Basically it was don’t talk bad about Sanders.

Carolyn Hardy almost did not take the position she now holds at the Greater Memphis Chamber. The fact that she did has focused even more attention on the renewed discussion in the last two years about increasing the growth of minority business, especially in the private sector and in business to business spending.
Hardy is the keynote speaker at our Thursday Women in Business seminar at the Brooks in Overton Park.
She is also featured in Madeline Faber’s cover story for our weekly, The Memphis News, that reveals, among other things, that for all of her business success including her latest venture in intermodals – Hardy has no local customers.
She does business from Memphis but not with Memphis – an important distinction given the overtures from Mississippi’s economic development officials to lure her bottling company south of the state line after the 2008 tornadoes that nearly destroyed her bottling plant in Memphis.

This is a busy time of the year for accounting firms – tax deadline and all. But once the tax season is over, Patrick Accounting will be expanding in East Memphis. Firm founder Matthew Patrick has recently expanded the business into payroll accounting and says the business is about more than looking at what has happened financially with a company or other client.

Beale Street could have a new day-to-day manager in March. We talked about this in passing last week. Here’s a look at how this process is working.

In The Memphis News Almanac: Robert Cray plays Huey’s, no more draft registration and a Memphis sports hall of fame.
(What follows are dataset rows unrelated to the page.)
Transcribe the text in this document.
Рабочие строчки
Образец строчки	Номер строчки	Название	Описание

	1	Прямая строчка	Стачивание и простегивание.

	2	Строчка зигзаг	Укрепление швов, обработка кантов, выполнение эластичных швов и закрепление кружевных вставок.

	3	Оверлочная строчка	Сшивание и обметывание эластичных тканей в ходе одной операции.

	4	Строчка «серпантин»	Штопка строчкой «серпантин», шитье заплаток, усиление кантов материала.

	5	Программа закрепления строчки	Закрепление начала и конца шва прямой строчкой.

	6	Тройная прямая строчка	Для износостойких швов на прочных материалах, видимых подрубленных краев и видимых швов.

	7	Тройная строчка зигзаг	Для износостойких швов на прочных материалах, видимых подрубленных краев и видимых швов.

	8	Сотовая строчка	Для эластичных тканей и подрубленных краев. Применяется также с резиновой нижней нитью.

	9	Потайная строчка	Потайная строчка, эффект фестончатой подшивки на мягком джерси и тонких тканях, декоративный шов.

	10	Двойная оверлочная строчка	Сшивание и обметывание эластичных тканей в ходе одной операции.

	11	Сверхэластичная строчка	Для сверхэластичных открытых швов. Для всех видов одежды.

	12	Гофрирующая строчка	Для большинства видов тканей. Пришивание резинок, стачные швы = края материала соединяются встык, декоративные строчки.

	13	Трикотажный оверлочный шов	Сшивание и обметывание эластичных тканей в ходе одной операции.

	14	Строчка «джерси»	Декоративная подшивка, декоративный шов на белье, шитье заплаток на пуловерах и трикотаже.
Now about those drums. Since Tuesday is the last day of the early voting period for the March 1 presidential primaries, it’s probably too late for that election. Although the idea of presidential candidates coming to Shelby County to play drums outside polling places seems like a custom we could work into the nation’s political fabric.
But we have the state and federal primary elections on the ballot in August along with the only county general election this year – the race for General Sessions Court Clerk.
Think about it. The sound of drums on a hot summer day – the prospect of seeing Steve Cohen, all four of the local contenders in the 8th Congressional District Republican primary, incumbent state legislators and their challengers all banging on drums in a circle eyeing each other warily for changes in the beat.
Do Republican favor a faster beat? Is attributing a slower steadier beat to Democrats politically correct? There will be arguments about whether a jimbe is a drum or simply a percussion instrument. Someone will inevitably introduce a drum machine to play while they hand out endorsement ballots. Must you use your hands at an early voting site or are sticks permitted… and foot pedals for that matter. Double bass drums?
The Tennessee legislature is almost sure to take up such questions and debate it extensively before sending it to a summer study committee. And that summer study committee would come here to see the concept in action -- maybe even take a seat in the circle.
Political influence may not have a new face. But it would have a new sound.